In 2010, TIME ran a piece about a businessman from Florida, Jason Sadler, who came under fire for his idea to send some shirts to Africa.

Besides the fact that Africa is not a single place and that all of its countries are very much incomparable, the issue was quite simple: people in Africa have shirts.

Moreover many people in different African countries make their living from selling shirts made with local fabrics.

TIME quoted William Easterly, an American economist who researches aid, who said: “I’m sorry to be so unkind to someone who has good intentions, but you don’t get a get-home-free card just for having good intentions. You have to do things that make sense.”

Haiti remains one of the poorest countries in the world despite its aid exceeding internal revenue some years.
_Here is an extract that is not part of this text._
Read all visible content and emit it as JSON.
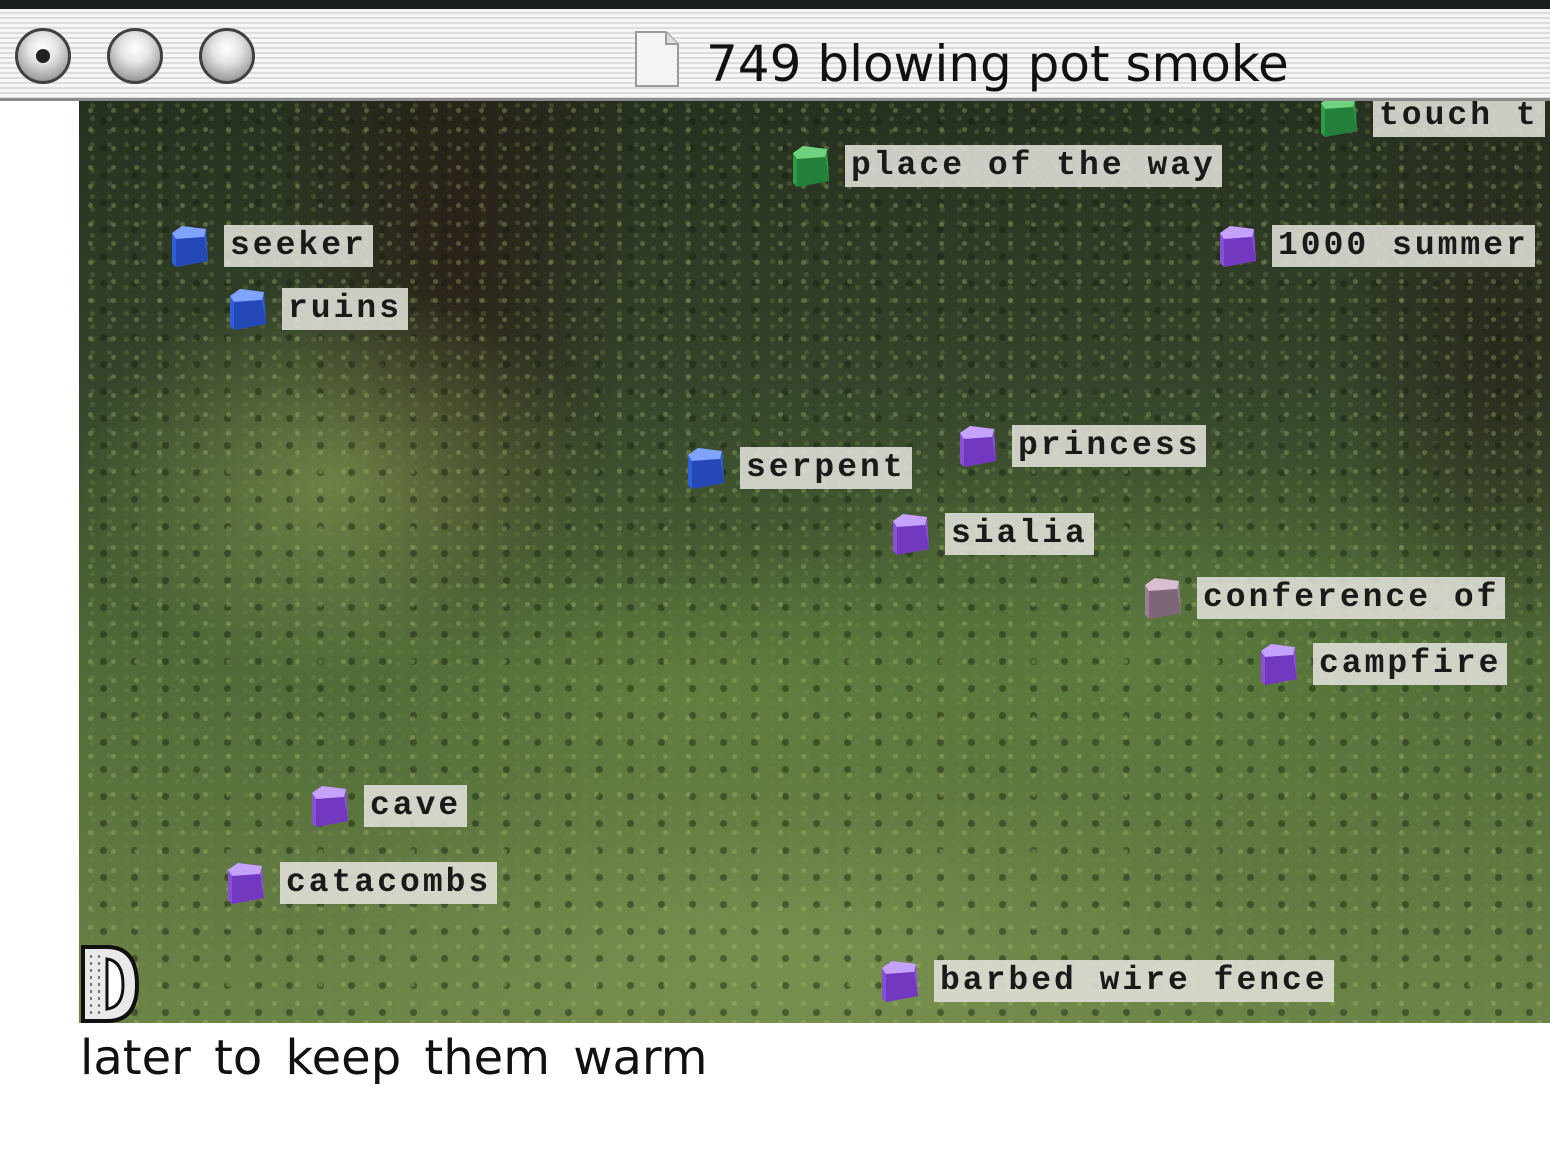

The French Development Agency co-ordinated an interview with UN development specialist, Joel Boutroue in 2017.

He argued that the largest contributor to this is Haiti’s infamously corrupt government.

He also noted that Haiti is an agricultural civilisation but that neither aid nor government funds have been invested into this sector.

Boutroue writes that aid often fails because donors need to be able to show people back at home that their money is going to a good cause.

In reality, this means investing in short-term projects that make no long-term effect on economies.

This is why our attitudes to charity need to change.

Charity and aid cannot simply be a well-meaning intention where the effect is as easy to see as someone wearing a T-shirt.

Charity has to be something that is a direct reaction to the needs of certain societies regardless of the waiting time for donors to congratulate themselves.

To perform charity without thinking about these things not only renders charity useless but is harmful.

It perpetuates stereotypes and takes accountability away from people who think their job is done and who are then not forced to engage with real issues such as the causes of corruption.

Frankly, it just does not matter what our intentions are, what we do and the consequences of what we do is what is important and we have to take responsibility for that.